Anti-ESG Energy ETF DRLL: A Pure Oil-Price Play When Volatility Strikes
Discover DRLL, the anti-ESG Strive U.S. Energy ETF that holds every major U.S. fossil fuel producer. A concentrated, pure oil-price play for volatility.
Page views: 2

Most energy ETFs screen out companies that fail environmental or social standards. The Strive U.S. Energy ETF (NYSEARCA: DRLL) does the opposite — it intentionally includes every major U.S. fossil fuel producer without exclusion. Launched in August 2022, DRLL was built as a concentrated, anti-ESG energy ETF designed to be a pure oil-price play in ETF form.
DRLL’s lack of exclusions and deliberately narrow structure sets it apart from typical energy ETFs that apply ESG filters. For investors seeking direct exposure to the oil patch, that can be an advantage: DRLL is positioned to capture the full upside when oil prices spike and energy stocks rally. Because it holds the major fossil fuel names unfiltered, the fund often magnifies moves tied to commodity cycles and geopolitical events that influence oil volatility.

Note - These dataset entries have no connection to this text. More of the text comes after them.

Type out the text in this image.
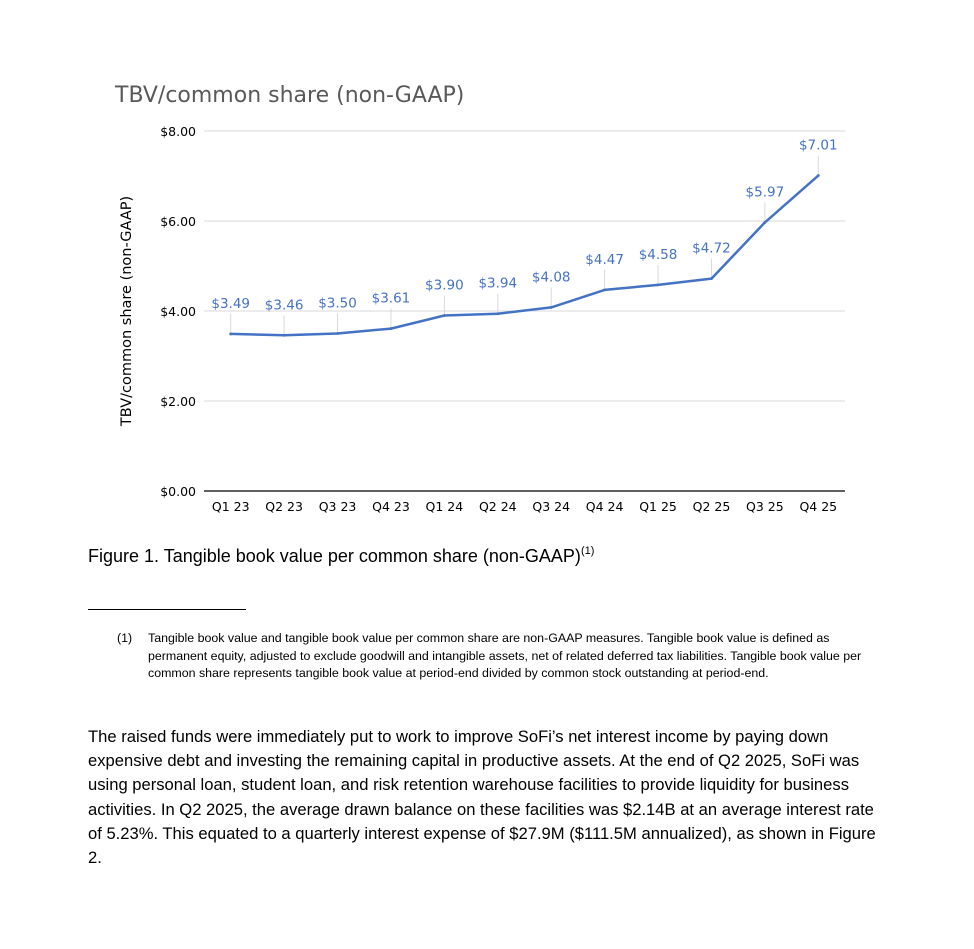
TBV/common share (non-GAAP)
TBV/common share (non-GAAP)
$0.00
$2.00
$4.00
$6.00
$8.00
Q1 23 Q2 23 Q3 23 Q4 23 Q1 24 Q2 24 Q3 24 Q4 24 Q1 25 Q2 25 Q3 25 Q4 25
$3.49 $3.46 $3.50 $3.61
$3.90 $3.94 $4.08
$4.47 $4.58 $4.72
$5.97
$7.01
Figure 1. Tangible book value per common share (non-GAAP)$^{(1)}$
(1) Tangible book value and tangible book value per common share are non-GAAP measures. Tangible book value is defined as permanent equity, adjusted to exclude goodwill and intangible assets, net of related deferred tax liabilities. Tangible book value per common share represents tangible book value at period-end divided by common stock outstanding at period-end.
The raised funds were immediately put to work to improve SoFi’s net interest income by paying down expensive debt and investing the remaining capital in productive assets. At the end of Q2 2025, SoFi was using personal loan, student loan, and risk retention warehouse facilities to provide liquidity for business activities. In Q2 2025, the average drawn balance on these facilities was $2.14B at an average interest rate of 5.23%. This equated to a quarterly interest expense of $27.9M ($111.5M annualized), as shown in Figure 2.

That concentrated approach brings both opportunity and risk. On the plus side, DRLL can produce outsized gains during explosive periods in oil markets, making it attractive to traders and tactical investors who want a focused bet on U.S. producers. On the downside, concentration increases single-sector and single-theme risk. Drops in oil prices, regulatory shifts, or sudden ESG-driven capital flows away from fossil fuels can produce sharp losses, and the fund’s anti-ESG stance could invite reputational or long-term outflow pressures.
How to think about DRLL in a portfolio depends on objectives. Use it as a short-term tactical sleeve if you’re targeting oil-price volatility, or as a trading vehicle for sector-specific exposure. It’s less suitable as a long-term, core holding for investors seeking diversified, ESG-aligned portfolios. As with any specialized ETF, review the prospectus, holdings, expense ratio, and liquidity to ensure the fund matches your risk tolerance.
In short, the Strive U.S. Energy ETF (DRLL) is one of the purest oil plays available in ETF form because it intentionally rejects ESG exclusions and concentrates on fossil fuel producers. That design can capture explosive moves when oil gets volatile — but it also amplifies downside risks. Investors should weigh the potential rewards against the heightened volatility and thematic concentration before allocating capital.